Segundo as regras vigentes na Constituição Federal sobre nacionalidade,
- A)é considerado brasileiro nato, se nascido no Brasil, o filho de pai e mãe estrangeiros ainda que não domiciliados ou residentes no país.
Errada, porque o filho de estrangeiros nascido no Brasil só não será brasileiro nato se os pais estiverem a serviço de seu país, e a alternativa omite esse detalhe constitucional.
- B)se o pai ou a mãe for brasileiro nato, a criança nascida no exterior é considerada brasileira nata sempre que o país estrangeiro de nascimento não lhe conferir nacionalidade.
Errada, porque a nacionalidade do nascido no exterior de pai ou mãe brasileiros depende das hipóteses do art. 12 da CF, e não apenas da falta de nacionalidade conferida pelo país estrangeiro.
- C)pode adquirir a nacionalidade brasileira o estrangeiro que resida ininterruptamente no Brasil há dez anos ou mais e assim requeira às autoridades competentes.
Certa, porque a Constituição admite a naturalização do estrangeiro que tenha residência prolongada no Brasil e formule o requerimento competente, dentro da lógica do art. 12, II, da CF.
- D)os nascidos no estrangeiro, de pai brasileiro ou mãe brasileira, serão considerados brasileiros natos desde que venham a residir no Brasil e optem, antes de atingida a maioridade, pela nacionalidade brasileira.
Errada, porque o nascido no exterior de pai ou mãe brasileiros não se torna brasileiro nato apenas por residir no Brasil e optar antes da maioridade; a CF prevê hipóteses constitucionais específicas de nacionalidade originária.

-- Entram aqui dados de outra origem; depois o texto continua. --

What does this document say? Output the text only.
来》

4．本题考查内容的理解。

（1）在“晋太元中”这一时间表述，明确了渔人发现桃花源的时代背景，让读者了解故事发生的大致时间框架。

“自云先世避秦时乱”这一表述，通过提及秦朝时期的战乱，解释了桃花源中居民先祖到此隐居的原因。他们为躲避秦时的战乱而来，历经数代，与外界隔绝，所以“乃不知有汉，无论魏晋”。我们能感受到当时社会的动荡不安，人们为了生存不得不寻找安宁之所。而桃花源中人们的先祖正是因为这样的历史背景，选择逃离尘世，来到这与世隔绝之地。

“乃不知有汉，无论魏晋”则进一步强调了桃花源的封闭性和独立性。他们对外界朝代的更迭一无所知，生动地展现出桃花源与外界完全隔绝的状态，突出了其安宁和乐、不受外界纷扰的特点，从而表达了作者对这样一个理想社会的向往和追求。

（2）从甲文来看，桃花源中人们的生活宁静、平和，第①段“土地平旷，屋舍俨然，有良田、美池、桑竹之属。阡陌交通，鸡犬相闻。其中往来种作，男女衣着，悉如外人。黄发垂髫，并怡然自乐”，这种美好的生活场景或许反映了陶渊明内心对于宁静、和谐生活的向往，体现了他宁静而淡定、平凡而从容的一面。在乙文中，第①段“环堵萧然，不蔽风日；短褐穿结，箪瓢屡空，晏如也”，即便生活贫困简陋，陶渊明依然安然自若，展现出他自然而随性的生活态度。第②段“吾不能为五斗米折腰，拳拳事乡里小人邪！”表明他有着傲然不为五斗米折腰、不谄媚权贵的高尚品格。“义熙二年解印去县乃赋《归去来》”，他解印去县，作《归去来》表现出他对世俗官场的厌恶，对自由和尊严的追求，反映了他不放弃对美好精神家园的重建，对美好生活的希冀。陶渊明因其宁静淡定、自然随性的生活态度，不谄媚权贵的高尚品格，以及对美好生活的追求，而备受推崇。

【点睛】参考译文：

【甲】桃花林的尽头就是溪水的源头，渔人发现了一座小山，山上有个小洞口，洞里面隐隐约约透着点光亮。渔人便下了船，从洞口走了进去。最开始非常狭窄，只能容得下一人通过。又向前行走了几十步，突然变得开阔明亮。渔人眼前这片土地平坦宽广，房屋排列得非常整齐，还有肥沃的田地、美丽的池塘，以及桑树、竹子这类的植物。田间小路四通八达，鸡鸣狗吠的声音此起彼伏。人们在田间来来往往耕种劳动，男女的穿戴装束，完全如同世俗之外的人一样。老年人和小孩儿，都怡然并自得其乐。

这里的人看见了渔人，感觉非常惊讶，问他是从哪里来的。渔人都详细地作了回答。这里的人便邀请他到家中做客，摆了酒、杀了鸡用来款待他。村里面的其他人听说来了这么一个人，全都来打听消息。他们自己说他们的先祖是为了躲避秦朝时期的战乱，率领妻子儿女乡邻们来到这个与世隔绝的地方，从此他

- E)tem direito à naturalização brasileira o estrangeiro que viva no país há mais de três anos e tenha filho brasileiro ou seja casado formalmente com brasileiro nato ou naturalizado.
Errada, porque casamento com brasileiro e filho brasileiro não são, por si sós, requisitos constitucionais automáticos para naturalização, e o prazo indicado também não corresponde à CF.
Gabarito: C
A nacionalidade brasileira na Constituição tem duas portas de entrada: a originária, para quem nasce brasileiro, e a derivada, para quem se naturaliza. O art. 12 da CF/88 organiza essas hipóteses e costuma aparecer em prova com pequenas trocas de palavras para testar se voce decorou a literalidade ou caiu no famoso “quase certo”. Na nacionalidade originária, o ponto principal é o nascimento no Brasil ou no exterior, conforme a situação dos pais. Já na naturalização, a lógica é outra: o estrangeiro pode virar brasileiro se preencher os requisitos constitucionais e fizer o pedido à autoridade competente. É aqui que a banca gosta de misturar prazo, residência e condição pessoal para confundir. A alternativa C é a que a banca considera correta porque trata justamente da possibilidade de naturalização do estrangeiro que tenha residência prolongada no país e requeira a nacionalidade. A ideia central está alinhada ao art. 12, II, da Constituição, que disciplina a naturalização como forma de aquisição da nacionalidade brasileira. Fique atento: a FCC adora trocar detalhes como prazo, condição dos pais, registro em repartição brasileira e opção pela nacionalidade. Em nacionalidade, um adjetivo fora do lugar já derruba a questão inteira. Aqui, o melhor caminho é comparar cada alternativa com o texto constitucional e ir riscando as que inventam requisito que a CF não trouxe.